Testing for selective sweeps
Testing for natural selection was performed using the composite likelihood ratio (CLR) statistic for a recent selective sweep (Nielsen, et al. 2005), computed using the SweepFinder2 software (version 1.0)(DeGiorgio, et al. 2016). CLR values were calculated using the frequency of SNPs present in each sample over a grid with 250 bp increments. Sites were polarized using an outgroup of three closely related species, where the ancestral state was inferred by sites that shared the same genotype across the release 2 reference genomes of D. simulans, D. yakuba, and D. erecta. Invariant sites that differed from the inferred ancestral state (substitutions) were included in the analysis, thus improving power and robustness to bottlenecks (Huber, et al. 2016; Nielsen, et al. 2005). The significance of the results was evaluated by comparing the CLR values to coalescent neutral simulations generated using the software ms (Hudson 2002).

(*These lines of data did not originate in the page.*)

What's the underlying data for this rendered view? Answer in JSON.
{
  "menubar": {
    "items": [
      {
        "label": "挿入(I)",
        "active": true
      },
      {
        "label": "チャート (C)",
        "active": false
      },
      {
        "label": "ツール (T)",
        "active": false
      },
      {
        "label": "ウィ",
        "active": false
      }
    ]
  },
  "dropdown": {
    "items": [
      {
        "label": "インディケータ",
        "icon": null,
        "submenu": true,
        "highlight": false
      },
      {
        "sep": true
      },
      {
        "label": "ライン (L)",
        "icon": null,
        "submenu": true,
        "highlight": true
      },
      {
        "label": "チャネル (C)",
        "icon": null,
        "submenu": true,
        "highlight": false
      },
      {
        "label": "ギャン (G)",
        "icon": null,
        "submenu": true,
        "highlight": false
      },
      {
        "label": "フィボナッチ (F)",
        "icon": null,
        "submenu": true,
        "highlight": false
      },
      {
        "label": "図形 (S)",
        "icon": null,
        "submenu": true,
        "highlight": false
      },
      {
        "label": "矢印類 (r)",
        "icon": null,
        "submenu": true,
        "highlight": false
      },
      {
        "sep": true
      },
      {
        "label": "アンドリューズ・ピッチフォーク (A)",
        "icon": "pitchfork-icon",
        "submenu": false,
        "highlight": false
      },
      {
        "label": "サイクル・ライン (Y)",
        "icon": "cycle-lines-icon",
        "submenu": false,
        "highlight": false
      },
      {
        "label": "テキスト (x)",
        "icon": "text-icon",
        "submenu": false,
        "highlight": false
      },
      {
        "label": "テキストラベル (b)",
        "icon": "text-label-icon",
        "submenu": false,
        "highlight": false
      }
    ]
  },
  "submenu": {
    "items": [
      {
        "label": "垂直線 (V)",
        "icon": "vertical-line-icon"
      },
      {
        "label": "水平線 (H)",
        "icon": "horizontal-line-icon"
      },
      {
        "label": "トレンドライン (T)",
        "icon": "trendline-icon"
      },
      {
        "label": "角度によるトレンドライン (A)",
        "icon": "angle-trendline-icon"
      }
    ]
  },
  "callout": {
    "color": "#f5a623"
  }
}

Estimating duplicate allele frequencies
The frequency of duplicate alleles was estimated from next-generation Illumina data by analyzing the density of divergently mapped read pairs. Reads were mapped against the release 6 ISO-1 reference genome using bwa mem (Li and Durbin 2009). Divergent read pairs were selected by taking the complement of paired reads in the BAM file that mapped with proper orientation, defined as pairs of reads that mapped to the same chromosome on opposite strands and were flagged by the aligner as being properly aligned with respect to the each other. Duplications were called for samples that showed a clear peak and high signal-to-noise ratio in the coverage density for divergent read pairs at breakpoints surrounding genes that were found to be duplicated in A4. The divergent read pair signals for several duplicate alleles for Cyp28d1 from various populations are shown in Figure S24.
Acknowledgement
We thank Luna Thanh Ngo, Joshua Yan, and Allan Yue for help with fly maintenance and SV analysis. We also thank Jaaved Mohammed for kindly providing the multiple sequence alignment of the Drosophila species group. Finally, we would also like to thank Anthony Long, Brandon Gaut, Kevin Thornton for comments on the manuscript.